Materials and methods: A retrospective cohort study was carried out in four low volume centers. Sixty-four Salto TARs were performed between 2003 and 2007 in 60 patients. Fifty-five (59 TAR) patients were eligible for followup with 28 men. Standardized American Orthopaedic Foot and Ankle Society (AOFAS) scores, patient satisfaction, and range of motion (ROM) were measured. Standardized and dynamic radiographs were used for evaluation of radiolucencies, ROM and component alignment.

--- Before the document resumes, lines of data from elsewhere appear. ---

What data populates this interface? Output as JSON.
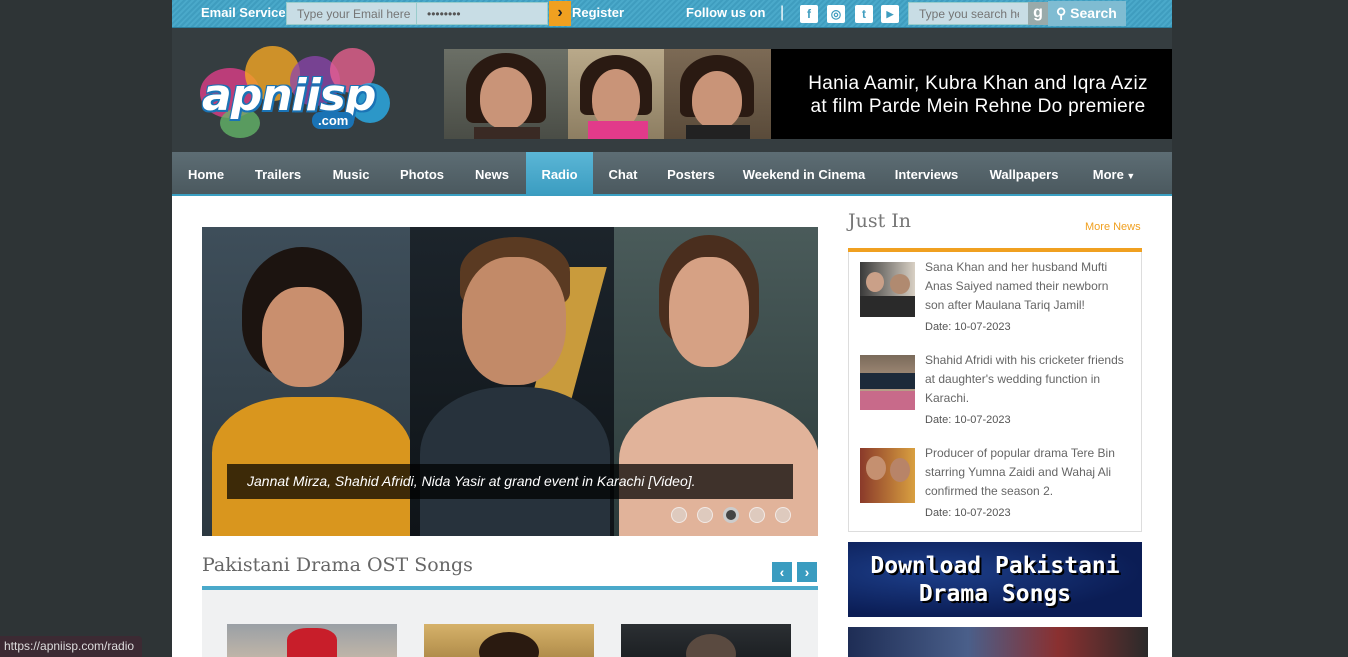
{
  "topbar": {
    "email_label": "Email Service",
    "email_placeholder": "Type your Email here",
    "password_value": "••••••••",
    "go_icon": "chevron-right-icon",
    "register_label": "Register",
    "follow_label": "Follow us on",
    "social": [
      {
        "name": "facebook-icon",
        "glyph": "f"
      },
      {
        "name": "instagram-icon",
        "glyph": "◎"
      },
      {
        "name": "twitter-icon",
        "glyph": "t"
      },
      {
        "name": "youtube-icon",
        "glyph": "▶"
      }
    ],
    "search_placeholder": "Type you search here",
    "search_label": "Search"
  },
  "logo": {
    "text": "apniisp",
    "domain": ".com"
  },
  "banner": {
    "line1": "Hania Aamir, Kubra Khan and Iqra Aziz",
    "line2": "at film Parde Mein Rehne Do premiere"
  },
  "nav": {
    "items": [
      "Home",
      "Trailers",
      "Music",
      "Photos",
      "News",
      "Radio",
      "Chat",
      "Posters",
      "Weekend in Cinema",
      "Interviews",
      "Wallpapers",
      "More"
    ],
    "active": "Radio"
  },
  "slider": {
    "caption": "Jannat Mirza, Shahid Afridi, Nida Yasir at grand event in Karachi [Video].",
    "slide_count": 5,
    "active_slide": 3
  },
  "ost": {
    "title": "Pakistani Drama OST Songs",
    "prev": "‹",
    "next": "›"
  },
  "justin": {
    "title": "Just In",
    "more_label": "More News",
    "items": [
      {
        "text": "Sana Khan and her husband Mufti Anas Saiyed named their newborn son after Maulana Tariq Jamil!",
        "date": "Date: 10-07-2023"
      },
      {
        "text": "Shahid Afridi with his cricketer friends at daughter's wedding function in Karachi.",
        "date": "Date: 10-07-2023"
      },
      {
        "text": "Producer of popular drama Tere Bin starring Yumna Zaidi and Wahaj Ali confirmed the season 2.",
        "date": "Date: 10-07-2023"
      }
    ]
  },
  "download_banner": {
    "line1": "Download Pakistani",
    "line2": "Drama Songs"
  },
  "status_url": "https://apniisp.com/radio",
  "colors": {
    "accent": "#3a9cc0",
    "orange": "#f0a020",
    "nav": "#55646b",
    "page_bg": "#2e3436"
  }
}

Results: Seven of the 59 ankle prostheses had to be revised: five for loosening and two for deep infection. Three of the five revised for loosening went on to fusion, and in two a revision of one of the components was performed. Both infected ankles were fused. Five patients declined to participate this study, among these two were TAR failures. Survival with revision as the endpoint was 86% at final followup. The average AOFAS score was 75 (SD ± 15). On dynamic radiographs the ROM was 22 degrees (SD ± 8) in the tibiotalar joint.
Conclusion: This study demonstrated that functional results of total ankle replacement in low volume centers were comparable to most high volume centers but survival was lower especially when we consider our shorter followup than most comparable series.